The 2007 act also made a few changes to consent to unusual treatment, but consent to treatment with things such has medication has largely stayed unchanged. This is especially important for Electroconvulsive therapy (ECT), as the act sets out strict guidelines as to when someone should have it. The first scenario a person can get ECT is if they consent to the treatment, but they still have the right to withdraw their consent at any time, if they so wish.

Secondly, if they are unable to give consent for whatever reason, then an independent doctor has to give his second opinion for ECT to go ahead. However, it is complicated by the fact that this second doctor must first consult with two other people which includes a professional involved in the care of the patient.

These Second Opinion Appointed Doctors (SOAD) also are used to safeguard patients who have been on a course of treatment which they haven’t consented to, for over 3 months. They must agree the treatment is appropriate before the patient can continue receiving it.

Supervised Community Treatment (SCT) and Community Treatment Orders (CTOs)

SCT and CTO were important developments in the Mental Health Act as they can help to start giving a patient more of a normal life back. The Supervised Community Treatment allows people to be subject to Community Treatment Orders when living in their own home.

Being at home can reduce the amount of distress patients can go through and is the next rational step in the treatment process, if there is a risk the patient is not going to continue their treatment unsupervised. A patient can only be considered for SCT if they have been detained for treatment in a hospital under a section 3 or 37 and they continue to need treatment but no longer need to be in hospital. There also has to be a believed risk that they will not continue their treatment without supervision.

When can the Mental Health Act be used?

Normally, a patient with mental health problems agrees to be in hospital or volunteers. However, when someone poses a risk to themselves or others, the Mental Health Act can be used to detain (section) them and treat them without needing their consent.

Patients detained under the Mental Health Act are usually in urgent need of treatment, and it protects both the patient and the public from their actions.

In emergencies, police have the power to detain a person in a safe place and to have you assessed by a mental health professional. This can be in a hospital or a police station, and they have the right to keep someone there for up to 72 hours while they are assessed.

In non-emergencies, if a person’s family or professionals involved in their care are worried about their mental health they can ask for an assessment of their mental health under the Mental Health Act process.

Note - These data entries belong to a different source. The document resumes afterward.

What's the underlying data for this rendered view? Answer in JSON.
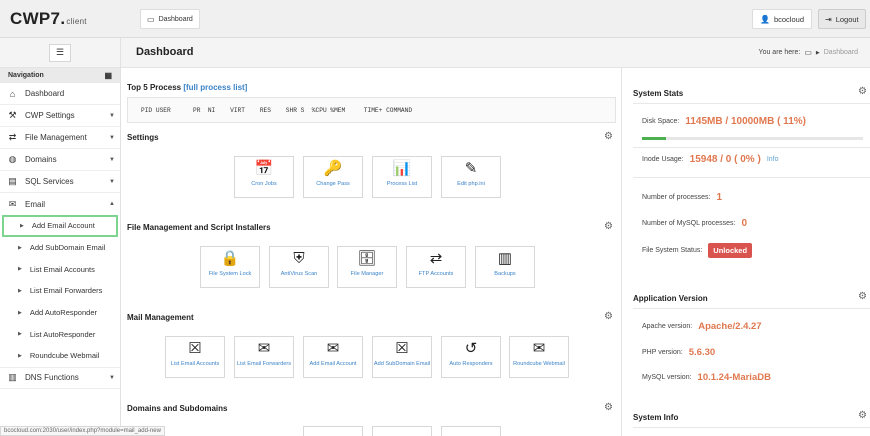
{
  "header": {
    "logo_main": "CWP7",
    "logo_dot": ".",
    "logo_sub": "client",
    "dashboard_tab": "Dashboard",
    "user": "bcocloud",
    "logout": "Logout"
  },
  "sidebar": {
    "nav_label": "Navigation",
    "items": [
      {
        "label": "Dashboard",
        "icon": "home-icon"
      },
      {
        "label": "CWP Settings",
        "icon": "wrench-icon"
      },
      {
        "label": "File Management",
        "icon": "exchange-icon"
      },
      {
        "label": "Domains",
        "icon": "globe-icon"
      },
      {
        "label": "SQL Services",
        "icon": "database-icon"
      },
      {
        "label": "Email",
        "icon": "envelope-icon"
      }
    ],
    "email_sub": [
      "Add Email Account",
      "Add SubDomain Email",
      "List Email Accounts",
      "List Email Forwarders",
      "Add AutoResponder",
      "List AutoResponder",
      "Roundcube Webmail"
    ],
    "dns": "DNS Functions"
  },
  "page": {
    "title": "Dashboard",
    "you_are_here": "You are here:",
    "crumb_current": "Dashboard"
  },
  "top_process": {
    "title": "Top 5 Process",
    "link": "[full process list]",
    "header_line": "PID USER      PR  NI    VIRT    RES    SHR S  %CPU %MEM     TIME+ COMMAND"
  },
  "settings": {
    "title": "Settings",
    "tiles": [
      "Cron Jobs",
      "Change Pass",
      "Process List",
      "Edit php.ini"
    ]
  },
  "file_mgmt": {
    "title": "File Management and Script Installers",
    "tiles": [
      "File System Lock",
      "AntiVirus Scan",
      "File Manager",
      "FTP Accounts",
      "Backups"
    ]
  },
  "mail_mgmt": {
    "title": "Mail Management",
    "tiles": [
      "List Email Accounts",
      "List Email Forwarders",
      "Add Email Account",
      "Add SubDomain Email",
      "Auto Responders",
      "Roundcube Webmail"
    ]
  },
  "domains": {
    "title": "Domains and Subdomains"
  },
  "system_stats": {
    "title": "System Stats",
    "disk_label": "Disk Space:",
    "disk_value": "1145MB / 10000MB ( 11%)",
    "disk_fraction": 0.11,
    "inode_label": "Inode Usage:",
    "inode_value": "15948 / 0 ( 0% )",
    "inode_info": "Info",
    "proc_label": "Number of processes:",
    "proc_value": "1",
    "mysql_proc_label": "Number of MySQL processes:",
    "mysql_proc_value": "0",
    "fs_label": "File System Status:",
    "fs_value": "Unlocked"
  },
  "app_version": {
    "title": "Application Version",
    "apache_label": "Apache version:",
    "apache_value": "Apache/2.4.27",
    "php_label": "PHP version:",
    "php_value": "5.6.30",
    "mysql_label": "MySQL version:",
    "mysql_value": "10.1.24-MariaDB"
  },
  "system_info": {
    "title": "System Info"
  },
  "statusbar": {
    "url": "bcocloud.com:2030/user/index.php?module=mail_add-new"
  },
  "colors": {
    "accent_link": "#3b83c8",
    "value_orange": "#e0784f",
    "badge_red": "#d9534f",
    "highlight_green": "#7cd48f",
    "progress_green": "#4caf50"
  }
}
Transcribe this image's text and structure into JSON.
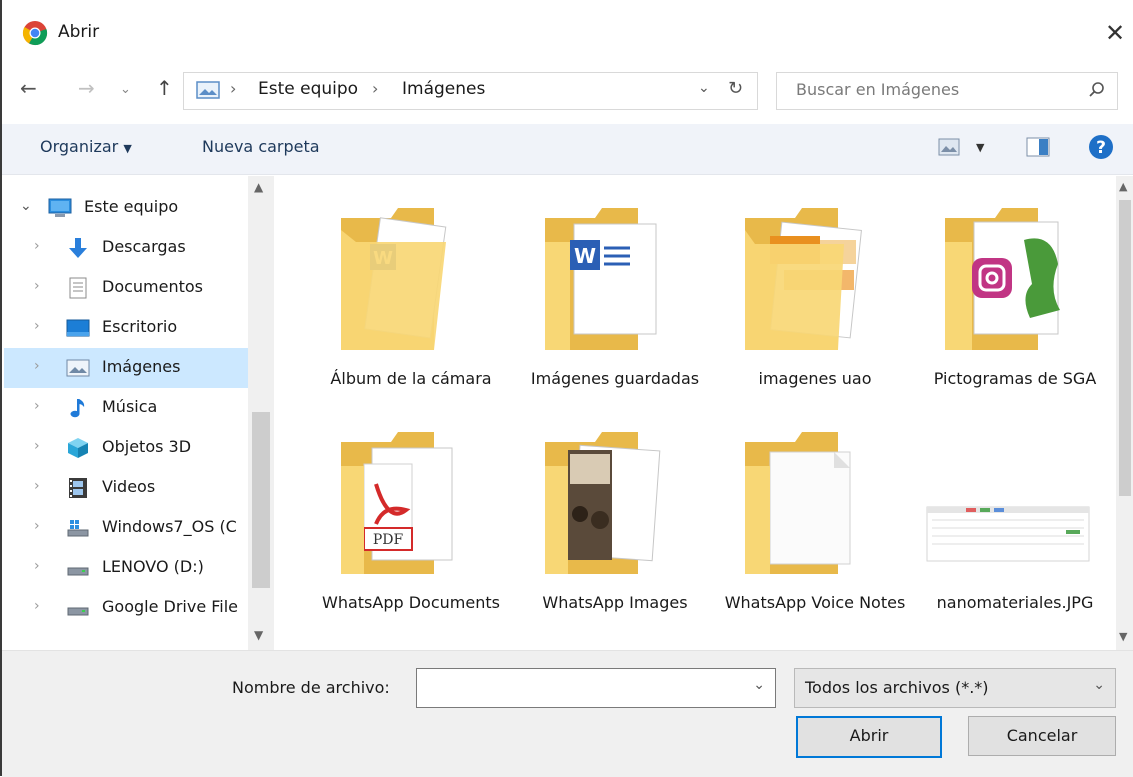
{
  "window": {
    "title": "Abrir"
  },
  "address": {
    "segments": [
      "Este equipo",
      "Imágenes"
    ]
  },
  "search": {
    "placeholder": "Buscar en Imágenes"
  },
  "toolbar": {
    "organize_label": "Organizar",
    "new_folder_label": "Nueva carpeta"
  },
  "sidebar": {
    "items": [
      {
        "label": "Este equipo",
        "icon": "computer-icon",
        "expanded": true
      },
      {
        "label": "Descargas",
        "icon": "download-arrow-icon"
      },
      {
        "label": "Documentos",
        "icon": "document-icon"
      },
      {
        "label": "Escritorio",
        "icon": "desktop-icon"
      },
      {
        "label": "Imágenes",
        "icon": "pictures-icon",
        "selected": true
      },
      {
        "label": "Música",
        "icon": "music-note-icon"
      },
      {
        "label": "Objetos 3D",
        "icon": "cube-3d-icon"
      },
      {
        "label": "Videos",
        "icon": "film-icon"
      },
      {
        "label": "Windows7_OS (C",
        "icon": "windows-drive-icon"
      },
      {
        "label": "LENOVO (D:)",
        "icon": "drive-icon"
      },
      {
        "label": "Google Drive File",
        "icon": "drive-icon"
      }
    ]
  },
  "files": {
    "items": [
      {
        "label": "Álbum de la cámara",
        "icon": "folder-word-icon"
      },
      {
        "label": "Imágenes guardadas",
        "icon": "folder-word-icon"
      },
      {
        "label": "imagenes uao",
        "icon": "folder-orange-docs-icon"
      },
      {
        "label": "Pictogramas de SGA",
        "icon": "folder-instagram-icon"
      },
      {
        "label": "WhatsApp Documents",
        "icon": "folder-pdf-icon"
      },
      {
        "label": "WhatsApp Images",
        "icon": "folder-photo-icon"
      },
      {
        "label": "WhatsApp Voice Notes",
        "icon": "folder-blank-icon"
      },
      {
        "label": "nanomateriales.JPG",
        "icon": "image-thumbnail-icon"
      }
    ]
  },
  "footer": {
    "filename_label": "Nombre de archivo:",
    "filename_value": "",
    "filetype_value": "Todos los archivos (*.*)",
    "open_label": "Abrir",
    "cancel_label": "Cancelar"
  },
  "colors": {
    "accent": "#0078d7",
    "selection": "#cce8ff",
    "folder": "#f8d775",
    "toolbar_bg": "#f0f3f9"
  }
}
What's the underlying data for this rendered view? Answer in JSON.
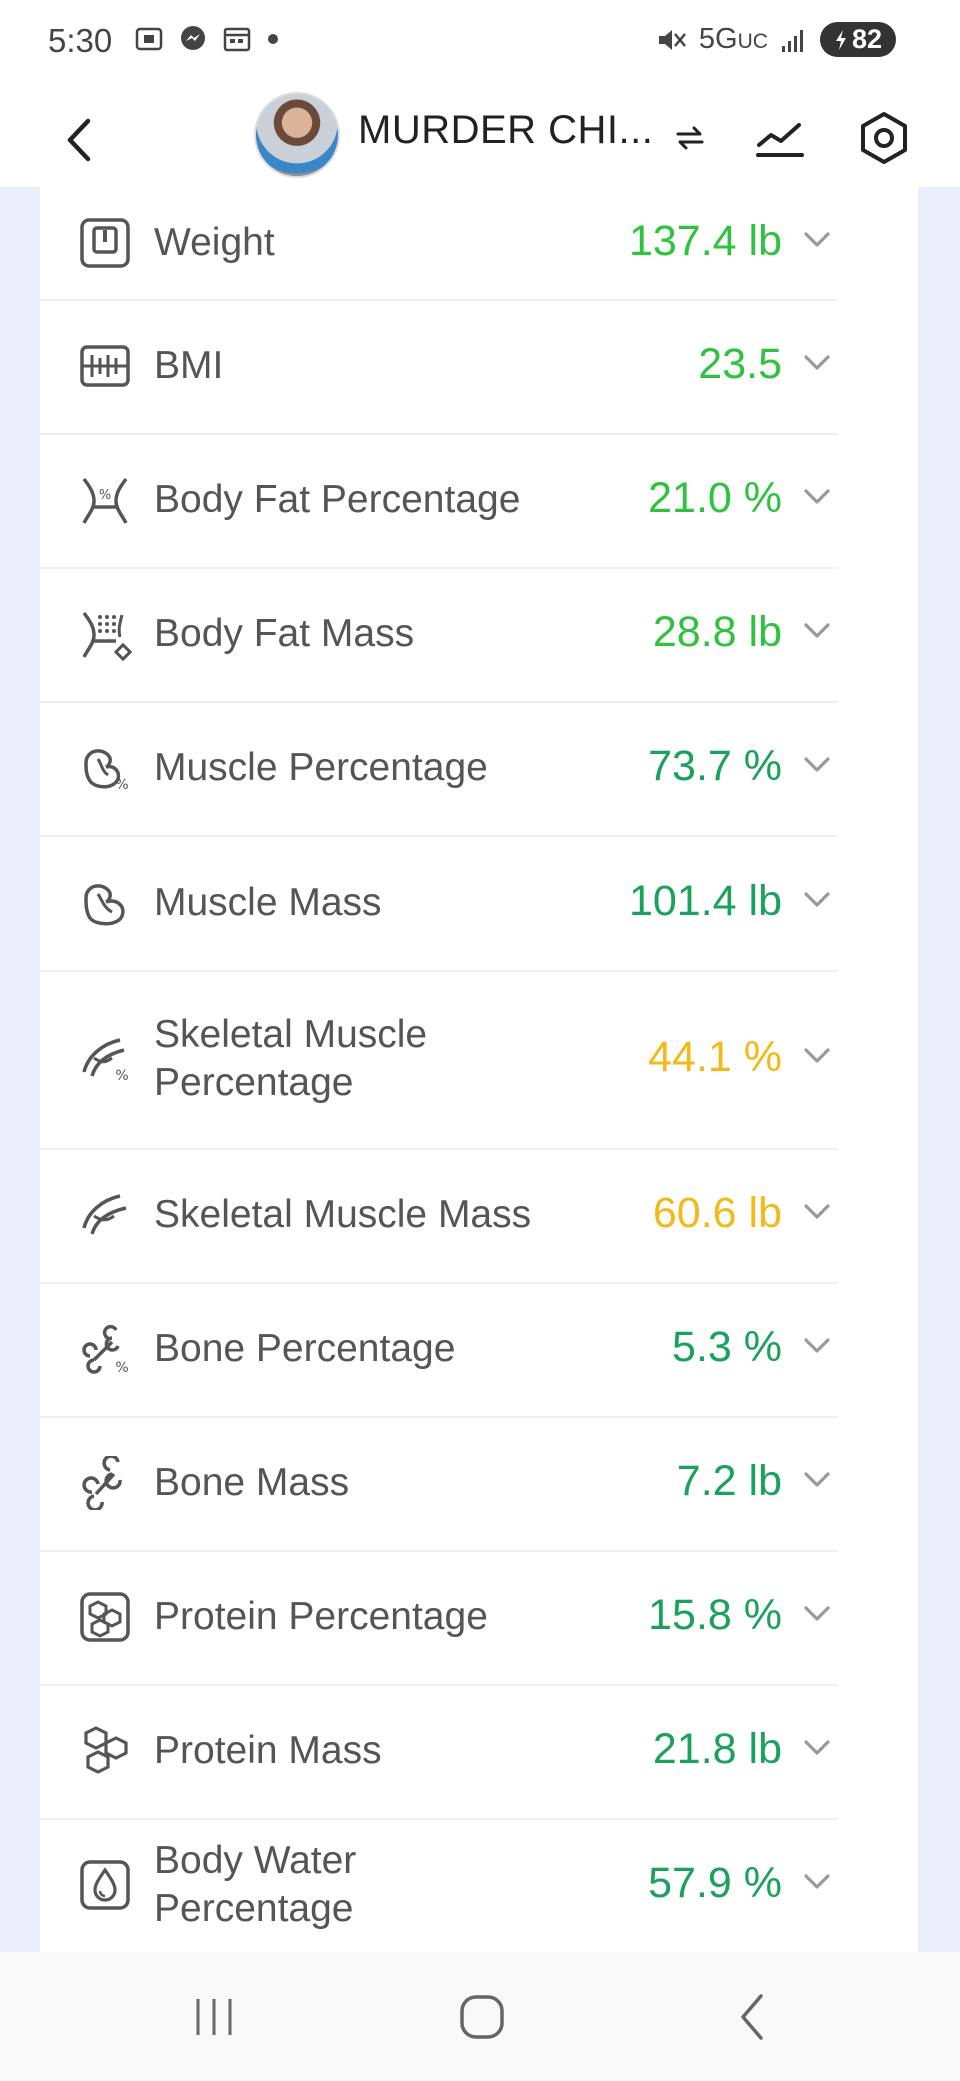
{
  "status_bar": {
    "time": "5:30",
    "network": "5G",
    "network_suffix": "UC",
    "battery": "82"
  },
  "header": {
    "title": "MURDER CHI..."
  },
  "colors": {
    "green_bright": "#2fc23f",
    "green_teal": "#1aa15c",
    "amber": "#f3b81a",
    "muted": "#555555"
  },
  "metrics": [
    {
      "label": "Weight",
      "value": "137.4 lb",
      "icon": "scale-icon",
      "color": "#2fc23f"
    },
    {
      "label": "BMI",
      "value": "23.5",
      "icon": "ruler-icon",
      "color": "#2fc23f"
    },
    {
      "label": "Body Fat Percentage",
      "value": "21.0 %",
      "icon": "body-fat-percent-icon",
      "color": "#2fc23f"
    },
    {
      "label": "Body Fat Mass",
      "value": "28.8 lb",
      "icon": "body-fat-mass-icon",
      "color": "#2fc23f"
    },
    {
      "label": "Muscle Percentage",
      "value": "73.7 %",
      "icon": "muscle-percent-icon",
      "color": "#1aa15c"
    },
    {
      "label": "Muscle Mass",
      "value": "101.4 lb",
      "icon": "muscle-mass-icon",
      "color": "#1aa15c"
    },
    {
      "label": "Skeletal Muscle Percentage",
      "value": "44.1 %",
      "icon": "skeletal-muscle-percent-icon",
      "color": "#f3b81a"
    },
    {
      "label": "Skeletal Muscle Mass",
      "value": "60.6 lb",
      "icon": "skeletal-muscle-mass-icon",
      "color": "#f3b81a"
    },
    {
      "label": "Bone Percentage",
      "value": "5.3 %",
      "icon": "bone-percent-icon",
      "color": "#1aa15c"
    },
    {
      "label": "Bone Mass",
      "value": "7.2 lb",
      "icon": "bone-icon",
      "color": "#1aa15c"
    },
    {
      "label": "Protein Percentage",
      "value": "15.8 %",
      "icon": "protein-percent-icon",
      "color": "#1aa15c"
    },
    {
      "label": "Protein Mass",
      "value": "21.8 lb",
      "icon": "protein-mass-icon",
      "color": "#1aa15c"
    },
    {
      "label": "Body Water Percentage",
      "value": "57.9 %",
      "icon": "water-drop-icon",
      "color": "#1aa15c"
    }
  ]
}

The length of time that a patient can be detained for depends on the severity of the mental health problem. Under Section 2 of the Mental Health Act, a patient can be detained for 28 days and under Section 3 of the Mental Health Act, a patient can be detained for 6 months, with further renewals.

Mental health care has come a long way since the time of the ‘witch doctors’, and that is largely thanks to the progressive mental health laws that have been passed in the last few centuries. The Mental Health Act 2007 is hugely important to keeping people safe and went along way to making sure mental health was taken as seriously as physical health.